Inmediatamente todos anudaban su cuchicheo interesante, empezando por la señora de la casa: «—El sombrero malva, el vestido malva, la sombrilla malva, el forro del coche malva...»

La pianista animada por los elogios ponía el alma y la vida en la interpretación de Les premieres feuilles du printemps. Pero las nuevas hojitas primaverales brotaban en medio de una espantosa soledad. Sólo la señora de Goyeneche apreciaba sus matices delicados y su frescura virginal.

La pieza terminó. Transcurrieron unos momentos sin que la reunión distraída se diese cuenta de ello. En cuanto se comprendió estallaron los bravos; todo el mundo felicitaba con elogios hiperbólicos a la artista que confusa y ruborizada se agitaba en contorsiones humildes, mientras su mamá embargada por la emoción estaba a punto de romper a llorar.

Algunos minutos después, abrumada quizá por el peso de su gloria y sintiendo generosamente el deseo de compartirla, la pianista preguntó por qué el señor Aldama no leía alguna de sus hermosas poesías que tanto renombre le habían dado. Como se trataba de un hermano de los amos de la casa los demás también lo preguntaron. Tristán, que no era aficionado a esta clase de lecturas domésticas, rehusó bruscamente la invitación. Sin embargo, la condesa de Peñarrubia con un gesto melodramático le pidió permiso para recitar ella misma una de sus mejores composiciones, El golpe de viento, que sabía de memoria. Tristán se lo otorgó con galantería. La condesa obtuvo un triunfo ruidosísimo. Hubo necesidad de repetir. Entonces el poeta animado por el tufillo de gloria que le entraba por la nariz se aventuró a sacar de la cartera una poesía que había terminado el día anterior, aunque adivinase que no era muy a propósito para ser leída en una reunión mundana.
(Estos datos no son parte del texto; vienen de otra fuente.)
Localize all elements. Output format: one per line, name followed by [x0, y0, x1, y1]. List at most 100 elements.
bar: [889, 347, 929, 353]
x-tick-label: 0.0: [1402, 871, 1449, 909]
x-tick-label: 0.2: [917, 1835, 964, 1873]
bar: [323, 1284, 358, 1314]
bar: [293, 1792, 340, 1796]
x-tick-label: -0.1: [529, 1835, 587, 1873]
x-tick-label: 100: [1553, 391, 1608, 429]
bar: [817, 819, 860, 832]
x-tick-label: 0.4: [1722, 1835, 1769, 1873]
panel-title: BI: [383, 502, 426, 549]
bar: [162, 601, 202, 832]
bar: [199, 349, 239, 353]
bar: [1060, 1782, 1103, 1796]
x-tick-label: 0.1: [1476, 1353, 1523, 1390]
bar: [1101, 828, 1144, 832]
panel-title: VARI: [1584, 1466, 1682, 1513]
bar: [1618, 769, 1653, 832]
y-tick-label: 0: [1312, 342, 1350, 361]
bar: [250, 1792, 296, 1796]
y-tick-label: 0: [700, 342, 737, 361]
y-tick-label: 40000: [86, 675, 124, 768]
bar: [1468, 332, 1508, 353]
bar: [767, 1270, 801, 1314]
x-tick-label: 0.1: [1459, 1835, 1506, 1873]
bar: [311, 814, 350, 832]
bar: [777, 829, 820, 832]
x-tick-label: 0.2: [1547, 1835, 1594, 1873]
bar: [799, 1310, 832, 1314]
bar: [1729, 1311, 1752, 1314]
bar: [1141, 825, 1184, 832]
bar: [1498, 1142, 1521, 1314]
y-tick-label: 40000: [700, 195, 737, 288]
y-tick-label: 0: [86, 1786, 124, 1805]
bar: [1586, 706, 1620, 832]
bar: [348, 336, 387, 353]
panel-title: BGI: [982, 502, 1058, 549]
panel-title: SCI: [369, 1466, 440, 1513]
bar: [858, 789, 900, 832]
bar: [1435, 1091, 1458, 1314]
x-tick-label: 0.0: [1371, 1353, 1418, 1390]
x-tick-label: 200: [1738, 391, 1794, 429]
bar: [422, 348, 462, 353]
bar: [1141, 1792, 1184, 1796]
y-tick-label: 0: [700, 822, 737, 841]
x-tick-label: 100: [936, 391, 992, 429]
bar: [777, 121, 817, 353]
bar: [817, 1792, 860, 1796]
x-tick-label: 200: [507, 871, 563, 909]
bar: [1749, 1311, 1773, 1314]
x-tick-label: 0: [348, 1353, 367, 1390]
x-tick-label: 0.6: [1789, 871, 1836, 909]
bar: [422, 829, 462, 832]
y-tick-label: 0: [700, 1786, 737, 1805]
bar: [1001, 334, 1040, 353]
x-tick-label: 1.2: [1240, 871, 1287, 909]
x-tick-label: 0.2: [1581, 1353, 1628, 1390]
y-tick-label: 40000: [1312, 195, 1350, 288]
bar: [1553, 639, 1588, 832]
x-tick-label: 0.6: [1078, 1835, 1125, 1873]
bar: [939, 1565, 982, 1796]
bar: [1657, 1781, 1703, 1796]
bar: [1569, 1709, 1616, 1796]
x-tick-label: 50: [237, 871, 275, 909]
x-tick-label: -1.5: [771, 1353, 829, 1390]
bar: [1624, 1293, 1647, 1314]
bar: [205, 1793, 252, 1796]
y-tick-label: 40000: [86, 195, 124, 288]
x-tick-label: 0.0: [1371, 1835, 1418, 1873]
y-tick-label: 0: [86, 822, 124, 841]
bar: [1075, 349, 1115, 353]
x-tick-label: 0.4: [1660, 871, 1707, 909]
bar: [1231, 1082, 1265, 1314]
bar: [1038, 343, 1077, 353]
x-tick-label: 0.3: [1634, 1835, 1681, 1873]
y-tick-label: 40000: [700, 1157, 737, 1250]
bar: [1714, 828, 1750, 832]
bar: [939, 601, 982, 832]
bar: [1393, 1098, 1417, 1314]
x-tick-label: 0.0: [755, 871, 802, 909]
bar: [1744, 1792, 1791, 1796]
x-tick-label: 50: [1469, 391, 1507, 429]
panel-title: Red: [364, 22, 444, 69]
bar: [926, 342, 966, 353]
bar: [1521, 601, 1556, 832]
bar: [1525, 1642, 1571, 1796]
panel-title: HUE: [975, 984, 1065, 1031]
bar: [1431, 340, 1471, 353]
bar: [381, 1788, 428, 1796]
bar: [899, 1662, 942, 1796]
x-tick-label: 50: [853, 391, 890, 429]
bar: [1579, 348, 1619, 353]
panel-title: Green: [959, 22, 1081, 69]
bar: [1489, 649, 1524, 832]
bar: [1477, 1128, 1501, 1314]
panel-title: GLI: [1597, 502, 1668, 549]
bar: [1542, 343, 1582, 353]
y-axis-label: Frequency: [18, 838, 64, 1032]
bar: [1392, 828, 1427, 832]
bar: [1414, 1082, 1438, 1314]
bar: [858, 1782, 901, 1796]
En efecto, la poesía se titulaba Mi cadáver. Era una visión fúnebre de lo que sería su cuerpo después de la muerte. El poeta describía prolijamente todas las fases de su descomposición cadavérica con verdad y relieve admirables. ¿Cómo estarán mis ojos?—se preguntaba. Sus ojos quedarían opacos, vidriosos y poco a poco se irían poblando de gusanos que concluirían presto con ellos dejando negras, vacías las órbitas. ¿Cómo quedaría su cabeza? La masa de sus cabellos se iría desprendiendo de ella cayendo al cabo en el fondo del ataúd como un montón de barreduras, la piel se huiría dejando al descubierto blanca como la porcelana la tapa del cerebro. ¿Cómo quedarían sus manos? ¡Ah! sus pobres dedos, aquellos dedos que tantas veces habían acariciado las sortijas de tus cabellos de ébano, que oprimieron las rosas de tus mejillas y humildes y temblorosos buscaban los tuyos en la obscuridad, servirían durante algunos días de festín a una legión de gusanos y serían pronto objeto de horror aun para ti misma, hermosa, si los vieses...

La tertulia de Elena quedó estupefacta y aterrada. La composición estaba escrita con talento y esto mismo la hacía aún más aterradora. Muchos se despidieron inmediatamente; otros quedaron haciendo comentarios en voz baja, poco halagüeños para el poeta. Elena, cuyo miedo infantil a la muerte era proverbial en la familia, se sintió indispuesta a los pocos momentos. Fue necesario que le diesen algunas cucharadas de azahar y le hicieran oler el frasco de sales. Al cabo con gesto de indignación dijo a su cuñada:

—Me alegro, hija, de no hallarme en tu caso, porque si lo estuviera abortaría seguramente.

Cuál sería el asombro y el susto que recibió cuando a las dos de la madrugada vinieron a decirle que Clara estaba con los dolores de parto. Vistiose apresuradamente diciendo para sus adentros: «¡Estaba previsto! ¡Cómo no había de suceder esto después de haber escuchado aquella poesía de los gusanos!»

Reynoso y ella se trasladaron lo más pronto que les fue posible a la calle del Arenal, pero ya llegaron tarde. Clara acababa de dar a luz un hermoso niño. Elena apenas podía creerlo; tan persuadida estaba de que su cuñada tendría un aborto. Inmediatamente se apoderó del infante, y después de arreglado convenientemente se lo llevó a su padre que arrellanado en una butaca del despacho estaba comiendo melancólicamente unas rajas de jamón en dulce. La emoción le había producido hambre.

—¡Aquí está el botón de rosa...! ¡Aquí está el tesoro...! ¡Este es el rey Salomón! ¡Este es el emperador de la China!